Diante do desaforo, Chico-espinheiro não contou dez: pulou da
carroceria e se atirou para cima do desafiante, sem nenhuma arma. Não poderia levar sorte: recebeu para valer duas foiçadas: uma no braço direito e outra na
perna esquerda. Devido ao alvoroço dos amigos de Chico-espinheiro a fim de salvá-lo,
o grandão e os do sítio sumiram. A toda pressa, os amigos do ferido o jogaram sobre a carroceria. O coitado gemia e pedia por caridade rapidez para não
morrer antes de chegar ao hospital da cidade. E de novo Zé Badola se usou do comentário:
O silêncio dominou a barbearia. Zé Badola teve de continuar: Chico-espinheiro se recuperou rápido. Daquela vez, decidiu desabar pelo mundo. Assim, deixou mulher e dois filhos, pai, mãe e irmãos, para ir buscar trabalho no Amazonas. Entretanto, naquele estado brasileiro, ele se defrontou com o seu problema mais grave.

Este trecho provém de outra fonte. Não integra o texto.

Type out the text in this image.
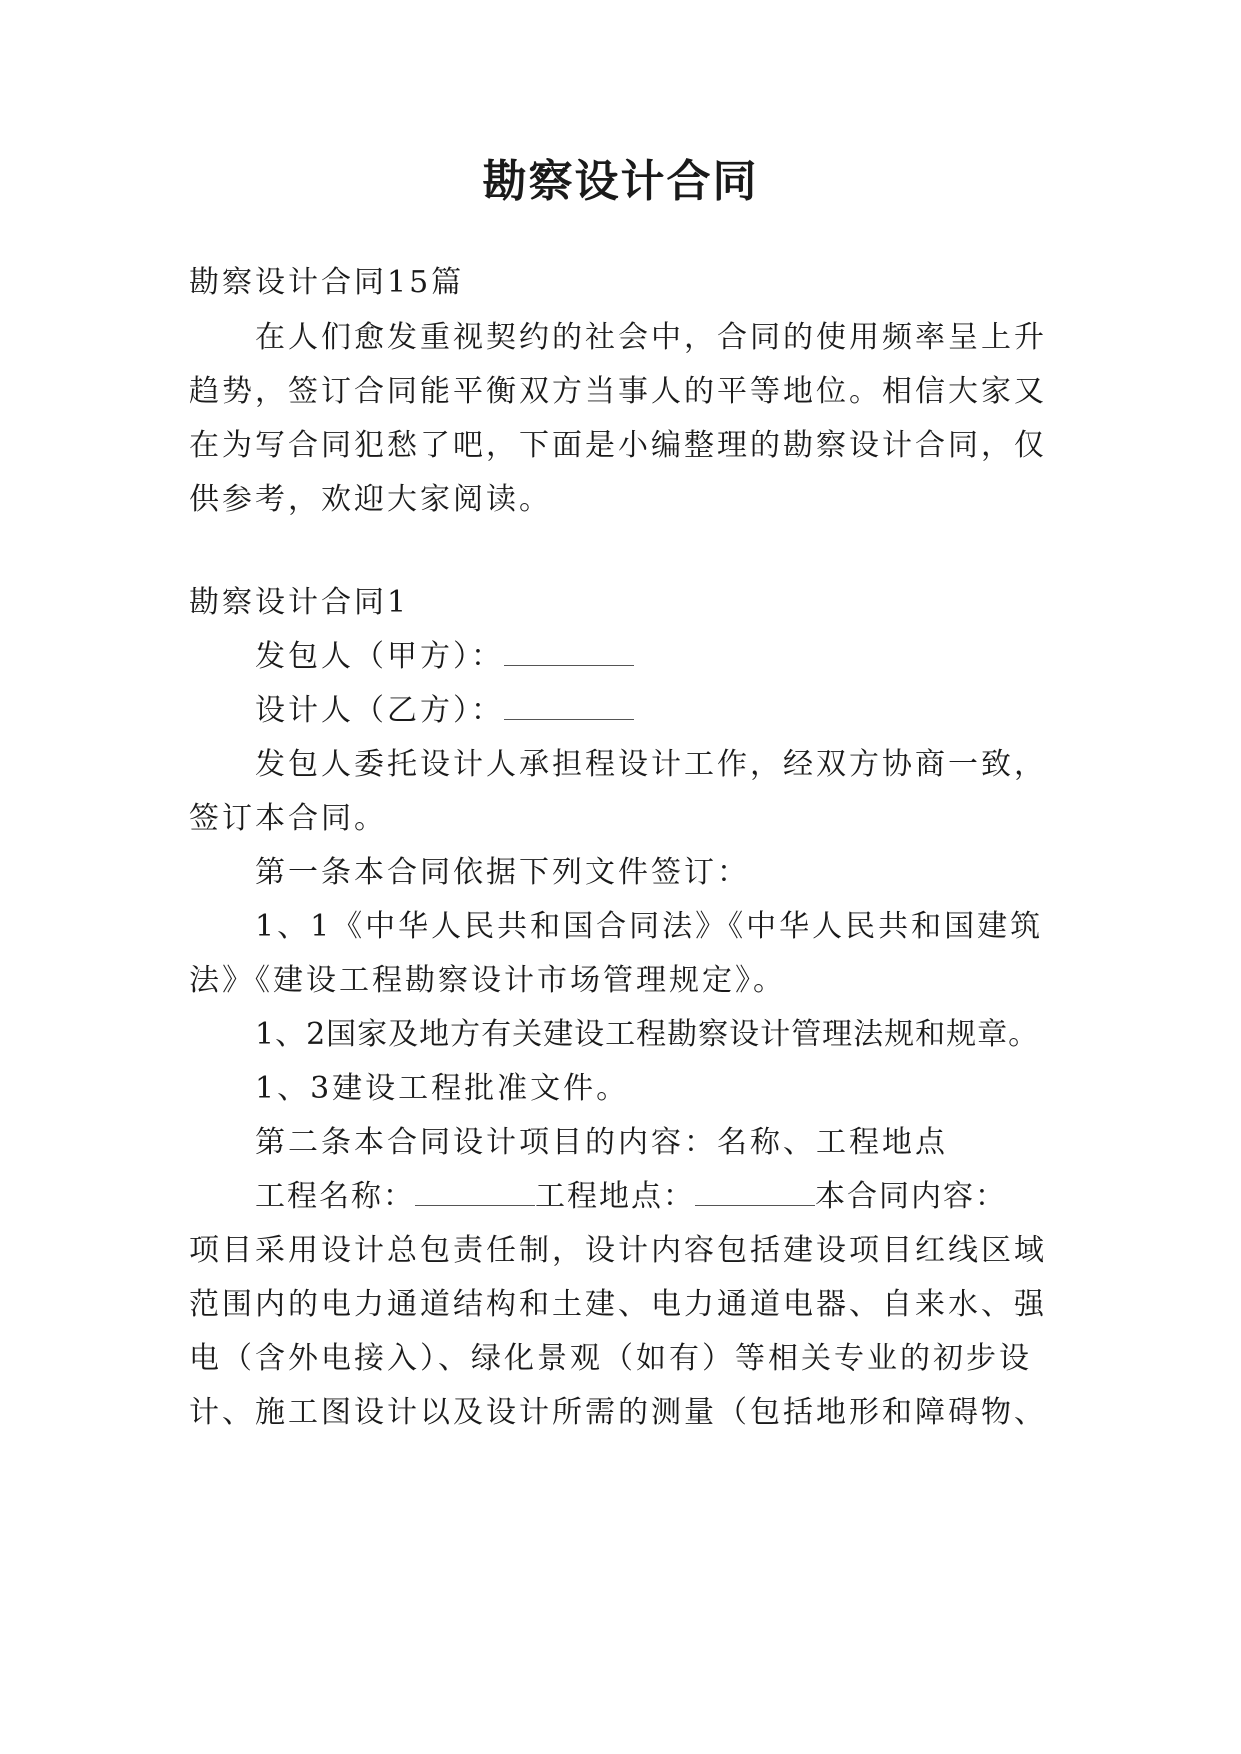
勘察设计合同
勘察设计合同15篇
在人们愈发重视契约的社会中，合同的使用频率呈上升
趋势，签订合同能平衡双方当事人的平等地位。相信大家又
在为写合同犯愁了吧，下面是小编整理的勘察设计合同，仅
供参考，欢迎大家阅读。
勘察设计合同1
发包人（甲方）：
设计人（乙方）：
发包人委托设计人承担程设计工作，经双方协商一致，
签订本合同。
第一条本合同依据下列文件签订：
1、1《中华人民共和国合同法》《中华人民共和国建筑
法》《建设工程勘察设计市场管理规定》。
1、2国家及地方有关建设工程勘察设计管理法规和规章。
1、3建设工程批准文件。
第二条本合同设计项目的内容：名称、工程地点
工程名称：	工程地点：	本合同内容：
项目采用设计总包责任制，设计内容包括建设项目红线区域
范围内的电力通道结构和土建、电力通道电器、自来水、强
电（含外电接入）、绿化景观（如有）等相关专业的初步设
计、施工图设计以及设计所需的测量（包括地形和障碍物、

Ao atravessar um rio quase do tamanho do mundo, a embarcação, lotada de gente e de bicho, começou a se afundar. A assistência não teve tamanho: polícia, embarcação, avião e tudo o que pudesse para achar sobreviventes pelo rio. Foi igual a uma guerra. Ainda conseguiram encontrar bocadinho de corpos e deram por terminadas as buscas. E Zé Badola estrondou a gargalhada, chega os passarinhos se amedrontaram nas gaiolas. Até mudou o comentário: "Que homem sortudo. Soube Chico-espinheiro o mistério de se salvar nos perigos".
Ao lutar para se
salvar, nadou que nadou. Quase morto de cansado, sem mais um pingo de força, sem mais nem olhar para o céu, Chico-espinheiro ouviu uma voz no meio da água.
Avistou depressa a visagem: o homem iluminava, vestido todo de branco, em pé no barco, dava-lhe sinal que iria ajudá-lo. O desconhecido salvou Chico-espinheiro. Agarrando-lhe pelo braço direito, colocou-o dentro da barca. Enquanto se
dirigiam para a terra, o salvador de Chico-espinheiro se deu a conhecer de pouco
a pouco. Primeiro, a falar manso, fez Chico-espinheiro voltar no tempo.
Relembrou-lhe o dia do acidente do caminhão na ladeirona. Depois, recordou-lhe
as duas foiçadas após o jogo de futebol. Por fim, o desconhecido lhe revelou quem era.
- Sabem quem era o desconhecido? Querem saber? Tem gente aqui que não vai
crer - atiçou a curiosidade Zé Badola. - Pois o desconhecido era o anjo da guarda dele. Mas o pior foi que Chico-espinheiro sempre foi cabra malagradecido.
- Mas, Seu Zé Badola,
tomou-lhe a palavra Mestre Chico, encarando o ancião pelo espelho. - Por
que foi ele mal-agradecido, e logo com seu anjo da guarda?
Ao acalmar a barbearia, cerca de minutos de silêncio, Zé Badola em lenta voz explicou como Chico-espinheiro atreveu falar para o seu anjo da guarda depois de ele estar são e salvo, em terra firme: “E por que, seu filho da puta, não veio me salvar quando tiveram de me casar à força?”.
Para a barbearia voltar à realidade do mundo, até os pássaros aguardaram Zé Batola apresentar o fim da história. E ele concluiu: cada vez que o finado pai contava a história, ele repetia que Chico-espinheiro demorou a se mudar para o outro mundo. Mas nunca ninguém conseguiu saber o fim dele.